“Nous avons fêté mes trente ans au Château Laroche, nous précise Martine Palau. Trente ans, cela permet d’avoir du recul, une grande expérience, une très grande connaissance du terroir, des vins, et c’est justement cela qui est très intéressant et gratifiant. Chaque année c’est comme un enfant que l’on met au monde, un nouveau challenge, c’est ce qui me passionne dans ce métier.Quand je suis arrivée, j’ai suivi les cours d’Émile Penaud à la Faculté d’Œnologie de Bordeaux et, très rapidement, je me suis intéressée à la vigne car la qualité des vins découle directement de celle des raisins. Nous avions la chance de posséder d’excellents terroirs, il fallait leur permettre de s’exprimer. Le secret de la réussite c’est la meilleure adéquation entre l’encépagement et le terroir. Dans l’appellation Premières-Côtes-de-Bordeaux j’ai été une pionnière car la vinification en barriques ne se pratiquait pas. Je me suis rendue compte notamment au fil des années, que le Merlot était un cépage qui s’harmonisait parfaitement avec mon terroir. La limitation des rendements a été l’une de mes principales préocupations et cela se retrouve à la dégustation. L’ensemble de la propriété est à une densité de plantation de 5000 à 5500 pieds/ha et à majorité de Merlots (80%).
En 2007, nous avons apporté des soins considérables à la vigne durant tout l’été. Mon technicien dans les vignes est très compétent et nous avons traité tout-de-suite, nous avons effeuillé, pris toutes les précautions possibles. À partir de la fin août, nous avons eu un mois et demi de temps superbe, très ensoleillé et venté, les conditions idéales. Nous avons vendangé le plus tard possible, profitant ainsi de la belle arrière-saison et du vent du nord qui séchait les baies, ramassant des raisins très beaux et très sains. À l’analyse, on s’aperçoit qu’il a un peu plus d’acidité que d’habitude mais ce n’est pas plus mal, car il en manquait parfois dans les millésimes précédents.
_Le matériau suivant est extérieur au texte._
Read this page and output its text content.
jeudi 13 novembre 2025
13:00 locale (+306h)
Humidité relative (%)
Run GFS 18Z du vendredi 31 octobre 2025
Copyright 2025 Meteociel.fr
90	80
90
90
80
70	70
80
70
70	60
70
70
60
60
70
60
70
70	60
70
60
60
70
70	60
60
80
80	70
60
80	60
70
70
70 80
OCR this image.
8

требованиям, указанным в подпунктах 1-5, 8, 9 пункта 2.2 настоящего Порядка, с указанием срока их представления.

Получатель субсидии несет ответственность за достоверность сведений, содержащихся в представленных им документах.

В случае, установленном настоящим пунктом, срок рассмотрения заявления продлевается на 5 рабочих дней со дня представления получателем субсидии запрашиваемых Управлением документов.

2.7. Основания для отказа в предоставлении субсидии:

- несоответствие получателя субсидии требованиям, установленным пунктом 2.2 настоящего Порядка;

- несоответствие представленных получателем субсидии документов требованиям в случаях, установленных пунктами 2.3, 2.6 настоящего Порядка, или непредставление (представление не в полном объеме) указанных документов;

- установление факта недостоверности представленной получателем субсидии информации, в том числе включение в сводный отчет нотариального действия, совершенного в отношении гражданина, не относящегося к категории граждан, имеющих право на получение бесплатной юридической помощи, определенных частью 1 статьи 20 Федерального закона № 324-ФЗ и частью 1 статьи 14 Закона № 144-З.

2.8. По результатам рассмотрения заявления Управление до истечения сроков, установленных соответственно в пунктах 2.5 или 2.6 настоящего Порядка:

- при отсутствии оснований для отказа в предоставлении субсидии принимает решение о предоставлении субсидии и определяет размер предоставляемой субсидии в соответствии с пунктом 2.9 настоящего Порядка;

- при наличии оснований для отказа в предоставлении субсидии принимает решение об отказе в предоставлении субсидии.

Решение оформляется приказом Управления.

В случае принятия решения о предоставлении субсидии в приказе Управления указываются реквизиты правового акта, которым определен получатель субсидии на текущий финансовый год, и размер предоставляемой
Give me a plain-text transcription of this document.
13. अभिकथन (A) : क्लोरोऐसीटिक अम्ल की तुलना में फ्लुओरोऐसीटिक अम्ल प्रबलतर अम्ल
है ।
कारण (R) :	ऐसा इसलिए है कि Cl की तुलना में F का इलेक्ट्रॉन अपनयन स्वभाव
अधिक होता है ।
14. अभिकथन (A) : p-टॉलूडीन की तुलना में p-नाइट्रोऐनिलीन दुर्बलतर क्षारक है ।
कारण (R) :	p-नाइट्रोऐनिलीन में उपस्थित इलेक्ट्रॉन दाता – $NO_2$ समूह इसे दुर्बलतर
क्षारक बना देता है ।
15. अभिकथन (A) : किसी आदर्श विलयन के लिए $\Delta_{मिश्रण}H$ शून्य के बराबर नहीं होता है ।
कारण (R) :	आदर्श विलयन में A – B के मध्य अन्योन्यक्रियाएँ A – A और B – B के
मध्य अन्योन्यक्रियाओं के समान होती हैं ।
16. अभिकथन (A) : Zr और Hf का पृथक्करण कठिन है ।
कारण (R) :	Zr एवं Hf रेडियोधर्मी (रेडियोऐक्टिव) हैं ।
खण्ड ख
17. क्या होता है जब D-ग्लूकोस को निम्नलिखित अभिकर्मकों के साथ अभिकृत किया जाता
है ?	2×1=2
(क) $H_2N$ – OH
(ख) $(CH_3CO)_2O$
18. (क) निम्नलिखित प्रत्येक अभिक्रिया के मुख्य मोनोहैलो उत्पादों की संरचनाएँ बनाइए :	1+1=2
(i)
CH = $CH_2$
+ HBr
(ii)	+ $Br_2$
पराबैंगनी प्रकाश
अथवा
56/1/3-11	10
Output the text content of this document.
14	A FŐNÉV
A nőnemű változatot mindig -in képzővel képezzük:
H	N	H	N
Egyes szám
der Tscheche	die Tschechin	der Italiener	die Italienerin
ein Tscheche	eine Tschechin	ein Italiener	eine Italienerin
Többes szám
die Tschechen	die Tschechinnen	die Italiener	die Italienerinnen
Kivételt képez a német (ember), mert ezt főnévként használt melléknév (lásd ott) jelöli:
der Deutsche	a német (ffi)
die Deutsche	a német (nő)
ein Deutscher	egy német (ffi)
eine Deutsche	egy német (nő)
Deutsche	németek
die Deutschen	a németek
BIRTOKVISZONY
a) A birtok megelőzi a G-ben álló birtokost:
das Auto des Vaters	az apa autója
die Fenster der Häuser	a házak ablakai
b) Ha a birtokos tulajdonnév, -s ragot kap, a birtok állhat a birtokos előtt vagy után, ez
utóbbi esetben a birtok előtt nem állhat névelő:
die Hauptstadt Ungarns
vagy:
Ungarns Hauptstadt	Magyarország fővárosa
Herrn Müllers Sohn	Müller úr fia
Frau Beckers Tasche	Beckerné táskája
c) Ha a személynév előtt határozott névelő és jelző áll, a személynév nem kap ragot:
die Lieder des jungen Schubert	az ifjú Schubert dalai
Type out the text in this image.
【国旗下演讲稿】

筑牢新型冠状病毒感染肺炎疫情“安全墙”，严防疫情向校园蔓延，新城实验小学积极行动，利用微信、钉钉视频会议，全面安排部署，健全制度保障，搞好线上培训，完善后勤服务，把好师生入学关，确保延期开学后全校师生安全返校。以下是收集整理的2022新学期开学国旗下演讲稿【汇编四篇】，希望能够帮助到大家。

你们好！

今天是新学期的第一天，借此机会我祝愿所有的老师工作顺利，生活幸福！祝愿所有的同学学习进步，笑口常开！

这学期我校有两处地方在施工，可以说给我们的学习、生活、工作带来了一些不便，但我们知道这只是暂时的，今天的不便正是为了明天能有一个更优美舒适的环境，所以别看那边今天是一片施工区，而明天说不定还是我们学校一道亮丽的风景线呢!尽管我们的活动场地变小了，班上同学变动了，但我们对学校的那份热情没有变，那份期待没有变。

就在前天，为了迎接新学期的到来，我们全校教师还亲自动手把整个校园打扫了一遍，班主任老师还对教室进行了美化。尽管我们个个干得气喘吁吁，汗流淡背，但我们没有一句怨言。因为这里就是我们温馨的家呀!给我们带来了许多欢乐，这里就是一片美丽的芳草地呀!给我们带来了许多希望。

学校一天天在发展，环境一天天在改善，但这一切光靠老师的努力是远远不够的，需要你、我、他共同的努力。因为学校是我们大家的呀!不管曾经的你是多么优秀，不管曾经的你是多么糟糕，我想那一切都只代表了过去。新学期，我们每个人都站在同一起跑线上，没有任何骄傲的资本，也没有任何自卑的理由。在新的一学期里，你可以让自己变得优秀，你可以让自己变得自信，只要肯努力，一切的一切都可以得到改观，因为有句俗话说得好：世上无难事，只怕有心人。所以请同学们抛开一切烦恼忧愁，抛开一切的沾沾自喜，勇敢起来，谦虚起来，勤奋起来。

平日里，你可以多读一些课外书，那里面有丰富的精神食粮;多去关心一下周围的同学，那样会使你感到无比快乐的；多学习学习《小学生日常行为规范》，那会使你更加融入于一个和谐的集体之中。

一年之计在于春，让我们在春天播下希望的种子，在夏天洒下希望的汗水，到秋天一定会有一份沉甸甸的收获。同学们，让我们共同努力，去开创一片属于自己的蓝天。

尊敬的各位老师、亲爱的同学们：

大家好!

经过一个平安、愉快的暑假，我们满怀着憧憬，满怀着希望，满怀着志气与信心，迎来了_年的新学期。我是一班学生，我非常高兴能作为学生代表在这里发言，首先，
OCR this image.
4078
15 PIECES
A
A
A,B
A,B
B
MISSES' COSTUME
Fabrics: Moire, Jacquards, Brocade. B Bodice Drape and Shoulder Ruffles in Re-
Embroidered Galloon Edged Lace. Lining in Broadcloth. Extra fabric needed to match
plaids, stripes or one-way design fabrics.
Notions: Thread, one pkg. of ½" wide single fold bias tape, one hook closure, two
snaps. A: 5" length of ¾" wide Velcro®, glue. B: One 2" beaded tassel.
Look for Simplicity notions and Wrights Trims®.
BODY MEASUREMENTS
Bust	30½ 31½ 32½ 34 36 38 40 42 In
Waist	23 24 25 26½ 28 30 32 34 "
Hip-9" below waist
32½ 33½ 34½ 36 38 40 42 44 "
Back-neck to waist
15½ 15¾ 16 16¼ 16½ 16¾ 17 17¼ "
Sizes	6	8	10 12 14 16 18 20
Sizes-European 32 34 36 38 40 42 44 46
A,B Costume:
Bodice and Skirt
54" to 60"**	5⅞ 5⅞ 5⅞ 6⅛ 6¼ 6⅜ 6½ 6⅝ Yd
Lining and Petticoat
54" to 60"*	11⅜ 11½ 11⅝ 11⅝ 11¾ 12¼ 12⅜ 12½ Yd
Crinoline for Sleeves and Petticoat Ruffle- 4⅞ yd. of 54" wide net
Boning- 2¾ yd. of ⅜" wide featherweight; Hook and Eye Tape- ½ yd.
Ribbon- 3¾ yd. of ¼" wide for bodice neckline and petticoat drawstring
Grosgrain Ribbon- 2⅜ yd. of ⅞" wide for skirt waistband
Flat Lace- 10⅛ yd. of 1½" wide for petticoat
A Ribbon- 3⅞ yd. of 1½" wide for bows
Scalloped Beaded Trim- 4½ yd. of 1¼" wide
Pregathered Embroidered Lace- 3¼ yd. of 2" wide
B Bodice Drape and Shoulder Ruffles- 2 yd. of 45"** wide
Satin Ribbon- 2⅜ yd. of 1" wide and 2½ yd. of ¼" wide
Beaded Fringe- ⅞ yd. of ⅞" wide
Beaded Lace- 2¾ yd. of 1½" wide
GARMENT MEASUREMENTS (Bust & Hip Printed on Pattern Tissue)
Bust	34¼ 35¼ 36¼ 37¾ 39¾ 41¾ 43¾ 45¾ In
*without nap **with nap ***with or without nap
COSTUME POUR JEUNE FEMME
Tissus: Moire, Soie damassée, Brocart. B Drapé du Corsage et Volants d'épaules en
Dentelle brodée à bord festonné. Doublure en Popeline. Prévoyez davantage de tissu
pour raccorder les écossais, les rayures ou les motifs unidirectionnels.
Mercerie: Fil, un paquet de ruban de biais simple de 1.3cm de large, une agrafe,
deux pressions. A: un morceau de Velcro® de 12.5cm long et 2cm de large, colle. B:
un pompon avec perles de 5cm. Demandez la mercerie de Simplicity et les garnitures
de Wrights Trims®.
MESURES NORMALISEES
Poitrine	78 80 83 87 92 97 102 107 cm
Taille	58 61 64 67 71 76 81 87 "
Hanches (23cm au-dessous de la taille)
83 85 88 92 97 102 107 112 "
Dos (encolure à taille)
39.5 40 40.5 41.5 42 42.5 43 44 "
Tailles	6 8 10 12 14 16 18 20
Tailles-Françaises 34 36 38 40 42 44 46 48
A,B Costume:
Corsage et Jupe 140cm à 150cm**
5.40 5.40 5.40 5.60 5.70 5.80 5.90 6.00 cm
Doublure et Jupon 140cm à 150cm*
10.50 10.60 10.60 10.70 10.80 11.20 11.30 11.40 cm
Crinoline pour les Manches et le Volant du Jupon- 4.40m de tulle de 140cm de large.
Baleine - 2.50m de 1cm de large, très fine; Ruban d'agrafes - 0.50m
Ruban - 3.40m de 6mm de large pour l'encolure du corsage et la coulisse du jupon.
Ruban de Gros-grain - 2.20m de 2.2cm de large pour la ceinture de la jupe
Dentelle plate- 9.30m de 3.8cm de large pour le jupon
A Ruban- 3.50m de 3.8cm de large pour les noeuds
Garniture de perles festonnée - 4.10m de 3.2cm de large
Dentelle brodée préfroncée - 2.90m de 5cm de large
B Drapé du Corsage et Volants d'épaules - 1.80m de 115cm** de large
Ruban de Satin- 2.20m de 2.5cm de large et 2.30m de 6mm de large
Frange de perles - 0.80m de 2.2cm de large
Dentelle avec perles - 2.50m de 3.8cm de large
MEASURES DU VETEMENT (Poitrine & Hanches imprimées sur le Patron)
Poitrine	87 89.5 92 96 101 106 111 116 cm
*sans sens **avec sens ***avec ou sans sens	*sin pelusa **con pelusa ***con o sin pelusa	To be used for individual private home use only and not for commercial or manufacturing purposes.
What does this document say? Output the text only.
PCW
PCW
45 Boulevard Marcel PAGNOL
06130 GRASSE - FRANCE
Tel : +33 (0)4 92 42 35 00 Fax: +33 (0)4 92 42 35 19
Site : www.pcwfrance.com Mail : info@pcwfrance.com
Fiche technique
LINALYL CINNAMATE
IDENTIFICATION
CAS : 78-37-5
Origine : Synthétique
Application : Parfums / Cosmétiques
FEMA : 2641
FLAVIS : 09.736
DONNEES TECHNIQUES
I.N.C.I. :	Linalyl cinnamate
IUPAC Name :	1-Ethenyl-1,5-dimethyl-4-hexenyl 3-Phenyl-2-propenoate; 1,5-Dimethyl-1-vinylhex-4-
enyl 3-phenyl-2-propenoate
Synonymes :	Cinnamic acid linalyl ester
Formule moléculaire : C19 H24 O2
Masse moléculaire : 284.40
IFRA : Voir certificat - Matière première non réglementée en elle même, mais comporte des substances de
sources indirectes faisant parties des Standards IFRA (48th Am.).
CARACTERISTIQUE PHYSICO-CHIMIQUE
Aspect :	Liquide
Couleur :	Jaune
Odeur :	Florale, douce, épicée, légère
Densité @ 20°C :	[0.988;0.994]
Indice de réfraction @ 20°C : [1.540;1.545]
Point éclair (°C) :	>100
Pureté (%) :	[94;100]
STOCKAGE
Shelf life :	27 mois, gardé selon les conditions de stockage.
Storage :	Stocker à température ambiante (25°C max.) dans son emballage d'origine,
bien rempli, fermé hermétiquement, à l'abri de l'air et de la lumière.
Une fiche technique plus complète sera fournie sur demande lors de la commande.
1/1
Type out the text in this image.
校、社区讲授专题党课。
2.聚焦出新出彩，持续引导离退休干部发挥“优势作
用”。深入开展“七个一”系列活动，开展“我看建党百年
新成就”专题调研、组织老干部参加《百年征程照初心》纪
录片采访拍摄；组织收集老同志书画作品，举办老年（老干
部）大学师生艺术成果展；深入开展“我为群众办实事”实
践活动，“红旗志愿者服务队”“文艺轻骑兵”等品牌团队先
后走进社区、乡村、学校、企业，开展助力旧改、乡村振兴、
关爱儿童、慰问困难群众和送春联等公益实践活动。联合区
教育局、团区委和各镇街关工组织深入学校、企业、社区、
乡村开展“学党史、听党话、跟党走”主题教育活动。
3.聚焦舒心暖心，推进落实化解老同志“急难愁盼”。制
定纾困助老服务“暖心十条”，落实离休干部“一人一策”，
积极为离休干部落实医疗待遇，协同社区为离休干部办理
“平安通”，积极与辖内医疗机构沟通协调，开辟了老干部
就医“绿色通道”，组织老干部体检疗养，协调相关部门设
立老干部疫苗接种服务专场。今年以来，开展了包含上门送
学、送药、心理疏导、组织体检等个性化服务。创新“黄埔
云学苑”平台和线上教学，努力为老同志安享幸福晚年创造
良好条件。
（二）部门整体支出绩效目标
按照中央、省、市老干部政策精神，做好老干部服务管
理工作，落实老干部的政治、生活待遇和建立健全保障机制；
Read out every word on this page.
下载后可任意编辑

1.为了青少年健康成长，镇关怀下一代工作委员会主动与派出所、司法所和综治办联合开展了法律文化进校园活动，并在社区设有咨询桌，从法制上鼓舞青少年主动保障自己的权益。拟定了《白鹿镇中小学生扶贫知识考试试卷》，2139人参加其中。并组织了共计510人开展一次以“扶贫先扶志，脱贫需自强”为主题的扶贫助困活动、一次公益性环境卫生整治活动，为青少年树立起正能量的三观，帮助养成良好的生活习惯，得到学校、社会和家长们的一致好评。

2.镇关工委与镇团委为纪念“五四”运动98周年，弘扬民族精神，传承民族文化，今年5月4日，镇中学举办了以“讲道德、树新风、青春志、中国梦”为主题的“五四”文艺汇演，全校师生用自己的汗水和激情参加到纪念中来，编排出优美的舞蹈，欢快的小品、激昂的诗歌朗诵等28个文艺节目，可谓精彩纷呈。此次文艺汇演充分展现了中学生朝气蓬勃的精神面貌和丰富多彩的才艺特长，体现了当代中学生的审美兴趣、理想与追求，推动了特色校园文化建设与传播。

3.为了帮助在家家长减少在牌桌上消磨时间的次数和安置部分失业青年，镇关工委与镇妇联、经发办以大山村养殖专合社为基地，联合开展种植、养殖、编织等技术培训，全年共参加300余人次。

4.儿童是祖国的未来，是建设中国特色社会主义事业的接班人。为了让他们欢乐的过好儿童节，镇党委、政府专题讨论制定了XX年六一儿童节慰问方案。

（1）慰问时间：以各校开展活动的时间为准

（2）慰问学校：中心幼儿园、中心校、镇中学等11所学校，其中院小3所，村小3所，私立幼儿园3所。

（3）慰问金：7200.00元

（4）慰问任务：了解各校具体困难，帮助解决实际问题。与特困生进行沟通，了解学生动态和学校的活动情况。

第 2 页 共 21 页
Le vin est à l’élevage et je suis agréablement surprise par la belle couleur, le bel équilibre, la matière. Je n’ai pas forcé les fermentations malolactiques, je surveille, tout en laissant faire tranquillement. Le blanc est très séduisant, il a un très beau fruité et un très bel équilibre, l’acidité est présente, mon rosé aura une belle couleur rose très pâle avec un joli fruit et il va beaucoup plaire. Laroche Rouge 2007 offre des arômes de petits fruits rouges, c’est un vin qui se présente pour être très distingué et classique, tout-à-fait dans la lignée du 2006. Il faut retenir que, plus que jamais, le 2007 sera un vin de vigneron, il fallait une présence continuelle dans les vignes.
Pour le 2006, le terroir argilo-calcaire et bien graveleux sur les pentes, où est planté le vignoble, a bénéficié d’un drainage naturel et de sols chauds. Les Rosés et les Blancs 2006 sont dans la continuité des 2005, d’une belle fraîcheur et très fruités au nez. Les vins de Château Laroche 2006 sont denses, charnus, très aromatiques, intenses et plus concentrés que les 2005. Ceux de Laroche Bel Air s’affirment par une belle puissance en bouche. Le 2005 est un très beau millésime mais c’était une année de sécheresse, on a un fruit très mûr, c’est rond en bouche, il fait penser au 2003, très charnu, très gourmand, un peu en dentelle.”